Gary Davies took over as an interim host in February 2024, following Wright's death.

===Mark Goodier===
Goodier returned to the show to take over from Wright on a permanent basis from 6 July 2024, following his decision to leave Greatest Hits Radio. Goodier's first show featured 1986 and 1998. On 18 February 2025, it was announced that the show would move back to Sundays from 5-7pm, similar to the traditional timeslot of The Official Chart, from 4 May.

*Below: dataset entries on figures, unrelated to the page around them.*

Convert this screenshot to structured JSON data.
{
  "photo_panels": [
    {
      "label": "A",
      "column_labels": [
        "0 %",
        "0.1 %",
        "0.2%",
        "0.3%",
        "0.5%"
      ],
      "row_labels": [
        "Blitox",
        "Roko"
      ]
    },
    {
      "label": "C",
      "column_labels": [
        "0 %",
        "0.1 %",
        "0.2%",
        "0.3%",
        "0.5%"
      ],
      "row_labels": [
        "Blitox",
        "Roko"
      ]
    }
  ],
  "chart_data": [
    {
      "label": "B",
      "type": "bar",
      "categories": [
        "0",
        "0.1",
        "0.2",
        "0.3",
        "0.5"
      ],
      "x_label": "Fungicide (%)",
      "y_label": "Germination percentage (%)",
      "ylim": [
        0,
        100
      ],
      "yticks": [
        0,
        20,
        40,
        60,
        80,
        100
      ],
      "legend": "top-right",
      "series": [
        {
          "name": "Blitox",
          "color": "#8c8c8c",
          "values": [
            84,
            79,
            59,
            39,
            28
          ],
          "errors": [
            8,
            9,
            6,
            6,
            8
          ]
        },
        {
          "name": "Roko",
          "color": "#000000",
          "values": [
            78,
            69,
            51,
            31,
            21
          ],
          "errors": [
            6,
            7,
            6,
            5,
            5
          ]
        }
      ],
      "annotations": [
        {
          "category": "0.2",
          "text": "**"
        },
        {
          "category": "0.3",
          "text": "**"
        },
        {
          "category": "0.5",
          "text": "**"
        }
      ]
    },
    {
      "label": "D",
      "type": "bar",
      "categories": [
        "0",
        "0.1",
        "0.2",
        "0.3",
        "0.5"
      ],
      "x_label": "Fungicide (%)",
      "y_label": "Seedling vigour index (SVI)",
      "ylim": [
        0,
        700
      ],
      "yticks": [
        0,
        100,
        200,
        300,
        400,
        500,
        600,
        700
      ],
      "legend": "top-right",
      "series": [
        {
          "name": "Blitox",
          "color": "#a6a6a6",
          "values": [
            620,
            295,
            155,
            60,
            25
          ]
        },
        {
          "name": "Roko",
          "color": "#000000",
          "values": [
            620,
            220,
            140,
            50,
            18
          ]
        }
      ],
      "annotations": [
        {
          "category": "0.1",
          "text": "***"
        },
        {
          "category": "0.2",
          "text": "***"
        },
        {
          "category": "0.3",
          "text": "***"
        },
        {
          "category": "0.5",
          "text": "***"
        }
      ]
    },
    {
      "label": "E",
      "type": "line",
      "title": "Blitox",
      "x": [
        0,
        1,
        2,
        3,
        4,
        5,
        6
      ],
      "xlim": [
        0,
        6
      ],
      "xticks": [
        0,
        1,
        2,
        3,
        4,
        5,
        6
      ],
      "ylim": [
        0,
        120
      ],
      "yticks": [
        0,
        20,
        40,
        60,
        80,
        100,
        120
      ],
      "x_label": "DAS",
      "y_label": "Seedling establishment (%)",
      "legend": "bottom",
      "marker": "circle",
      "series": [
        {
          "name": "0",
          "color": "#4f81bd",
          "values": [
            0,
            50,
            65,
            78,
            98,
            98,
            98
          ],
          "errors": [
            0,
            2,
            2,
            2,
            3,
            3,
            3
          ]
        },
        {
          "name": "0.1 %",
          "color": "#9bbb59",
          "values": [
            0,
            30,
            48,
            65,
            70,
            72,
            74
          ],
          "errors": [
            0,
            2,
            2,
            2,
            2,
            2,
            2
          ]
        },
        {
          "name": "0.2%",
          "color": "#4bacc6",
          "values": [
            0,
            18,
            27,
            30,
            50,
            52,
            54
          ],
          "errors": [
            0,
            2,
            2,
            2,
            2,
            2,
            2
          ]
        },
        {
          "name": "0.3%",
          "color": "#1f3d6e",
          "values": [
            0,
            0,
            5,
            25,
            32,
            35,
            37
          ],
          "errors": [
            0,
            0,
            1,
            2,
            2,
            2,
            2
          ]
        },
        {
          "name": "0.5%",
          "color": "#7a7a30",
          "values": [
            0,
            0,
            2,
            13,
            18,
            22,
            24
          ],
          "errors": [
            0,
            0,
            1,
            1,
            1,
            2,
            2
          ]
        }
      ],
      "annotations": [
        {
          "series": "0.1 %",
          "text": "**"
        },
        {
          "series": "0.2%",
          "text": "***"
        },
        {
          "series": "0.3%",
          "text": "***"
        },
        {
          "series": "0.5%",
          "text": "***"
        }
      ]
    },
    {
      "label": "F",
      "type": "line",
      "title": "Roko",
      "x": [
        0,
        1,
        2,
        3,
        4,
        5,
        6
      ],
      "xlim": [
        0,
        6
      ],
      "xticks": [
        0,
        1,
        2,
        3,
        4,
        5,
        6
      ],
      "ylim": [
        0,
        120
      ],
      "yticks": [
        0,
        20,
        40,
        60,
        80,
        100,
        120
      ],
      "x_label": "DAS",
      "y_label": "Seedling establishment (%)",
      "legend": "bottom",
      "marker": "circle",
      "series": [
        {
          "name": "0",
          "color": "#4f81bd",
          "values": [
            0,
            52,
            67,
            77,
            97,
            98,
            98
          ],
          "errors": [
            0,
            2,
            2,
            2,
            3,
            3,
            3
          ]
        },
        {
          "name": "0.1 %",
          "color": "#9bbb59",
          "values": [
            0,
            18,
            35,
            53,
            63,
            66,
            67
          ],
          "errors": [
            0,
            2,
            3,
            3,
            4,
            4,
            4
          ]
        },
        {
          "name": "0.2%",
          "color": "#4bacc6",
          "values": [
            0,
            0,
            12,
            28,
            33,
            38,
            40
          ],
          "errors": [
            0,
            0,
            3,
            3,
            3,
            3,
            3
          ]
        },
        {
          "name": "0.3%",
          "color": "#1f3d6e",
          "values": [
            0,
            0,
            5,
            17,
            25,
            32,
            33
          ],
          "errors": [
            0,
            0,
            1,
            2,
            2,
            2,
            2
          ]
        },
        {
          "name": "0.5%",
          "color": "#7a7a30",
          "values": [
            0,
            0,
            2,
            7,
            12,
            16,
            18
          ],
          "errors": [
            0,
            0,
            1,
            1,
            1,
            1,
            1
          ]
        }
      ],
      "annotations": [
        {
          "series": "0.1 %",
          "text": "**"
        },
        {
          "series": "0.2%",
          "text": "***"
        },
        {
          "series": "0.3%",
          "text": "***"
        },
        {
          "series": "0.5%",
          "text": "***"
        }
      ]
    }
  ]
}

After 36 years, Unique Broadcasting ended its association with Pick of the Pops and the BBC took the show's production in-house.

==Presenters==
- Franklin Engelmann (1955)
- Alan Dell (1956 and 1957–58)
- David Jacobs (September 1956–September 1957; March 1958–September 1961; September–December 1962)
- Don Moss (September–December 1963)
- Alan Freeman (September 1961–September 1962; January-September 1963; January 1964–1 April 2000)
- Dale Winton (1 April 2000–30 October 2010)
- Tony Blackburn (6 November 2010–20 February 2016)
- Paul Gambaccini (9 July 2016–7 October 2023)
- Steve Wright (National Album Day specials, 15 October 2022; 21 October 2023–10 February 2024)
- Mark Goodier (July 2024–present).

===Interim presenters and stand-ins===
- Mark Goodier (interim host between Blackburn's departure and Gambaccini's arrival, 27 February 2016–2 July 2016; two shows as stand-in cover for Gambaccini in January and February 2018)
- Noel Gallagher (one show stand-in cover for Gambaccini, 29 May 2021)
- Gary Davies (three shows as stand-in cover for Gambaccini, 21 and 28 August 2021, 2 July 2022; interim host between Wright's death and Goodier's return, 17 February–29 June 2024)
- Scott Mills (one show as stand-in cover for Gambaccini, 16 April 2022).

==Theme music==
Between 1961 and 1966, the theme tune was "At the Sign of the Swingin' Cymbal", which was written and performed by Brian Fahey and his orchestra. In 1966, it was replaced with "Quite Beside The Point" by the Harry Roberts Sound, but was reinstated in 1970 with a new recording by Brass Incorporated.